Wide, uncontrolled adoption – or worse, covert “shadow” use in development teams despite restrictions – is a recipe for disaster. CISOs need to implement business-appropriate AI guardrails and approved tools despite weakening or unclear legislation, or face the consequences of rapid-fire poison into their repositories.

In addition, modern security programs must make developer-driven security a key driving force of risk and vulnerability reduction, and that means investing in their ongoing security upskilling as it relates to their role.

Conclusion

The AI space is evolving, seemingly at the speed of light, and while these advancements are undoubtedly exciting, we as security professionals cannot lose sight of the risk involved in their implementation at the enterprise level. DeepSeek is taking off across the world, but for most use cases, it carries unacceptable cyber risk.
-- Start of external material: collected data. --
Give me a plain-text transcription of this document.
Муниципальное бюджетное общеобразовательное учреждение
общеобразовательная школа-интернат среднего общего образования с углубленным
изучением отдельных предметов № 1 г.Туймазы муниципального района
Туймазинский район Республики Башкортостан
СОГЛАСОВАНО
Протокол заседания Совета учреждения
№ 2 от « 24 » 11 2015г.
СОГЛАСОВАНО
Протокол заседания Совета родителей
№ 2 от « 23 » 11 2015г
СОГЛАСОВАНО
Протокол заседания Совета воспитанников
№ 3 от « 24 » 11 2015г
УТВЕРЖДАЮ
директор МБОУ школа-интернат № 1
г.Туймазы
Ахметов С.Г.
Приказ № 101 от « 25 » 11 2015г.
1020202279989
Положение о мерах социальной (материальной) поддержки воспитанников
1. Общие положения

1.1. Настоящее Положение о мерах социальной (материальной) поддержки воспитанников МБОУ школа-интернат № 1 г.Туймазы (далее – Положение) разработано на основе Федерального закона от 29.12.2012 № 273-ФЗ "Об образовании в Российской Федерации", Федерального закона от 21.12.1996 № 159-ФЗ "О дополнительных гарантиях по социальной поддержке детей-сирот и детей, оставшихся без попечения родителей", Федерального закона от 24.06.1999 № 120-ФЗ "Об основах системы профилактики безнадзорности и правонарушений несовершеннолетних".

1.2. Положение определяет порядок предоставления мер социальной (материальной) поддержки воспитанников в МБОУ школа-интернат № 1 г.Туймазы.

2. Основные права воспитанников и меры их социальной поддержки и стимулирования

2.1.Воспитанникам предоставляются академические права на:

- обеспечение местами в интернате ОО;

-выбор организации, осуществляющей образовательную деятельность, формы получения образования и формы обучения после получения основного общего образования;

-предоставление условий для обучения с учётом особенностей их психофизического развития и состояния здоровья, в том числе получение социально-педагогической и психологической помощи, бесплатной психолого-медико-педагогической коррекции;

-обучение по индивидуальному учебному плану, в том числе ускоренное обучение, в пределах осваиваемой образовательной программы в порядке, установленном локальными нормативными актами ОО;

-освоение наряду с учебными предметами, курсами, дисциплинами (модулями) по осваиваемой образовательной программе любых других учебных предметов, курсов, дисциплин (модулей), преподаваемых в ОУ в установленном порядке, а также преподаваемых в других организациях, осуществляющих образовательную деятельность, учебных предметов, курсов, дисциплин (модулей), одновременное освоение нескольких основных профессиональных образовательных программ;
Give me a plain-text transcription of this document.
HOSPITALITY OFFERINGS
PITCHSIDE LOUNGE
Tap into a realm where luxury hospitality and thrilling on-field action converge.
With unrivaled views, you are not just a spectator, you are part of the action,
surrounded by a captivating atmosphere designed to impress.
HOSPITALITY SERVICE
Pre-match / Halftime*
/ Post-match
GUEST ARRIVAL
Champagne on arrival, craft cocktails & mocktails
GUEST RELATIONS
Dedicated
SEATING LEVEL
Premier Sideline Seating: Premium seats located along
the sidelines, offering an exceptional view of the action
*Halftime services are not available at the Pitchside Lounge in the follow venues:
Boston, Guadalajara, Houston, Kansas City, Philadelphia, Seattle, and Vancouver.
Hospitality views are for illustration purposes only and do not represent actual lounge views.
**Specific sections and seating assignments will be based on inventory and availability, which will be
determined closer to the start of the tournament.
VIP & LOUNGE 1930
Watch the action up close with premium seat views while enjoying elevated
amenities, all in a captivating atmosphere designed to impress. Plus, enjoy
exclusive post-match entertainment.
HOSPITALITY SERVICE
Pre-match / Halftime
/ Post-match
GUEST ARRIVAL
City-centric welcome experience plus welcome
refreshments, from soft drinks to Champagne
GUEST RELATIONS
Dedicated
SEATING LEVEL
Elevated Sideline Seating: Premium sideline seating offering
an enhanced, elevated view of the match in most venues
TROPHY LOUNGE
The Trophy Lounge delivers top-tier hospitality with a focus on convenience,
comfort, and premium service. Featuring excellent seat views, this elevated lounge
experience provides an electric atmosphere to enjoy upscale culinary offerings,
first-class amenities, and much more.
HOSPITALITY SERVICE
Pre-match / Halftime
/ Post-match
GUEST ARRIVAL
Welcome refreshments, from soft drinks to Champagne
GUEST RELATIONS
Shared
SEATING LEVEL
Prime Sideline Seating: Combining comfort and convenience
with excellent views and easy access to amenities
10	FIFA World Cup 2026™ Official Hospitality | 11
Security leaders should consider the following:

  • Stringent internal AI policies: Banning AI tools altogether is not the solution, as many
    developers will find a way around any restrictions and continue to compromise the
    company. Investigate, test, and approve a small suite of AI tooling that can be safely
    deployed according to established AI policies. Allow developers with proven security
    skills to use AI on specific code repositories, and disallow those who have not been
    verified.
  • Custom security learning pathways for developers: Software development is
    changing, and developers need to know how to navigate vulnerabilities in the languages
    and frameworks they actively use, as well as apply working security knowledge to third-
    party code, whether it is an external library or generated by an AI coding assistant. If
    multi-faceted developer risk management, including continuous learning, is not part of
    the enterprise security program, it falls behind.
  • Get serious about threat modeling: Most enterprises are still not implementing threat
    modeling in a seamless, functional way, and they especially do not involve developers.
    This is a great opportunity to pair security-skilled developers (after all, they know their
    code best) with their AppSec counterparts for enhanced threat modeling exercises, and
    analyzing new AI threat vectors.